Duality of Caustics in Minkowski Billiards

TL;DR

This paper investigates the duality of convex caustics in Minkowski billiards, revealing a strong duality in Euclidean cases and demonstrating its failure in general Minkowski settings.

Contribution

It establishes a duality relationship for convex caustics in Euclidean Minkowski billiards and shows that this duality does not extend to all Minkowski billiards.

Findings

Dual convex caustics exist in Euclidean Minkowski billiards with matching properties.

The duality phenomenon fails in general Minkowski billiards, allowing caustics without duals.

Euclidean billiards exhibit a strong duality in caustic properties.

Abstract

In this paper we study convex caustics in Minkowski billiards. We show that for the Euclidean billiard dynamics in a planar smooth centrally symmetric and strictly convex body $K$, for every convex caustic which $K$ possesses, the "dual" billiard dynamics in which the table is the Euclidean unit disk and the geometry that governs the motion is induced by the body $K$, possesses a dual convex caustic.

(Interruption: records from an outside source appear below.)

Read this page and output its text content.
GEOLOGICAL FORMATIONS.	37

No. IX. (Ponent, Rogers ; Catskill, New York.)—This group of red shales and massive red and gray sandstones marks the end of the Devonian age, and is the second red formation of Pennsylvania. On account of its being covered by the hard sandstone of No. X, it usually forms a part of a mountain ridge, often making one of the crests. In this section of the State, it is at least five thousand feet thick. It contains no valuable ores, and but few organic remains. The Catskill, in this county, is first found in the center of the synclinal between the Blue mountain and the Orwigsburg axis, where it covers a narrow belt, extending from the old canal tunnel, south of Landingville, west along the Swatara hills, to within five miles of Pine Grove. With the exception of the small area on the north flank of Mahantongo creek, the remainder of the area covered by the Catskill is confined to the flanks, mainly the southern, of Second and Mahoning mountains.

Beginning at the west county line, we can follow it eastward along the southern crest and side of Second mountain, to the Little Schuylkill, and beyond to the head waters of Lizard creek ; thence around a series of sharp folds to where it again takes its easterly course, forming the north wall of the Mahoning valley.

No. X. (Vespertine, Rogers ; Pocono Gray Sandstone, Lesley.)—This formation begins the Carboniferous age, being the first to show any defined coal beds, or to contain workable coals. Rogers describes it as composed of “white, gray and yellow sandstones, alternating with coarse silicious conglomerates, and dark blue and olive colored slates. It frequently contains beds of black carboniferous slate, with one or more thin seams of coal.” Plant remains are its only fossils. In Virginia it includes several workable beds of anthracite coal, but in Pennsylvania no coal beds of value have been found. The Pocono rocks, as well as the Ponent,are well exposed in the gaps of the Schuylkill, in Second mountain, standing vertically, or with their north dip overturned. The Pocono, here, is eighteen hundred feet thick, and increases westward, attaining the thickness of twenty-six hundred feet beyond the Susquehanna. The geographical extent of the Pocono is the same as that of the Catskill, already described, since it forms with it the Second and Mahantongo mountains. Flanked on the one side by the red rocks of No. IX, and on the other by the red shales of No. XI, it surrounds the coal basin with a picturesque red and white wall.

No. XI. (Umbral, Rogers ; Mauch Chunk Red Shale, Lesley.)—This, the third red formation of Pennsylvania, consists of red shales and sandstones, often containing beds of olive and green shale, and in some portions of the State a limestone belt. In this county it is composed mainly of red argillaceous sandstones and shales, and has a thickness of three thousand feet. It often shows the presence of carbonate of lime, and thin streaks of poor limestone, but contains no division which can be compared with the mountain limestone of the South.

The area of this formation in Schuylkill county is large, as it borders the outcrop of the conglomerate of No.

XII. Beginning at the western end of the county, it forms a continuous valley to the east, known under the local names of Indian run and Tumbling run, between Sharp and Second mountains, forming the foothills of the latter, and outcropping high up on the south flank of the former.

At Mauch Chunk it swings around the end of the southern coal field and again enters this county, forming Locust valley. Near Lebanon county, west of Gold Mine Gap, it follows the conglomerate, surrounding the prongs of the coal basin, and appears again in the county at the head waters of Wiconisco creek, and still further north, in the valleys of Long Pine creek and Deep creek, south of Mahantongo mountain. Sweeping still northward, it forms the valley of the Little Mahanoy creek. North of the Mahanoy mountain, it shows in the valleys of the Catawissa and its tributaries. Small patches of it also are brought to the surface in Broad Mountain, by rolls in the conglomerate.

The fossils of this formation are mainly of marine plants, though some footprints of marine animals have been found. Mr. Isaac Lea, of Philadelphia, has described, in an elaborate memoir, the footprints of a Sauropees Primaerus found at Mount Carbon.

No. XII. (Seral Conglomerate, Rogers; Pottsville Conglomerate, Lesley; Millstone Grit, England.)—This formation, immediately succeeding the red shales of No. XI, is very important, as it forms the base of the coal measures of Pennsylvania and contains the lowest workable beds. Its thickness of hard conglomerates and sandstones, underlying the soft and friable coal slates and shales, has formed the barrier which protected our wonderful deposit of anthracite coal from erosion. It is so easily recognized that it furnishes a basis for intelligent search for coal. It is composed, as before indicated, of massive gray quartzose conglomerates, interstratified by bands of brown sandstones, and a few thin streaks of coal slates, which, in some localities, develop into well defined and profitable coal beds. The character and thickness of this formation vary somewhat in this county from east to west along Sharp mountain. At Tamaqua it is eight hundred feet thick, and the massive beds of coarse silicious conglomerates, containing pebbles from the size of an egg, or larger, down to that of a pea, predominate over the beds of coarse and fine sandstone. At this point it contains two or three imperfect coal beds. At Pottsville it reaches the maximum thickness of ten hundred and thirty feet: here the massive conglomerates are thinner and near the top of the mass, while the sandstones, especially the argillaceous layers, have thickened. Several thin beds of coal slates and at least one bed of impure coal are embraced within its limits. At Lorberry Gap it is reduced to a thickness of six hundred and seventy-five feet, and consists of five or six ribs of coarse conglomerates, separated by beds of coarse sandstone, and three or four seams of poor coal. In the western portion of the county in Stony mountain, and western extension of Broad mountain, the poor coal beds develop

Such a pair of caustics is dual in a strong sense, and in particular they have the same perimeter, Lazutkin parameter (both measured with respect to the corresponding geometries), and rotation number. We show moreover that for general Minkowski billiards this phenomenon fails, and one can construct a smooth caustic in a Minkowski billiard table which possesses no dual convex caustic.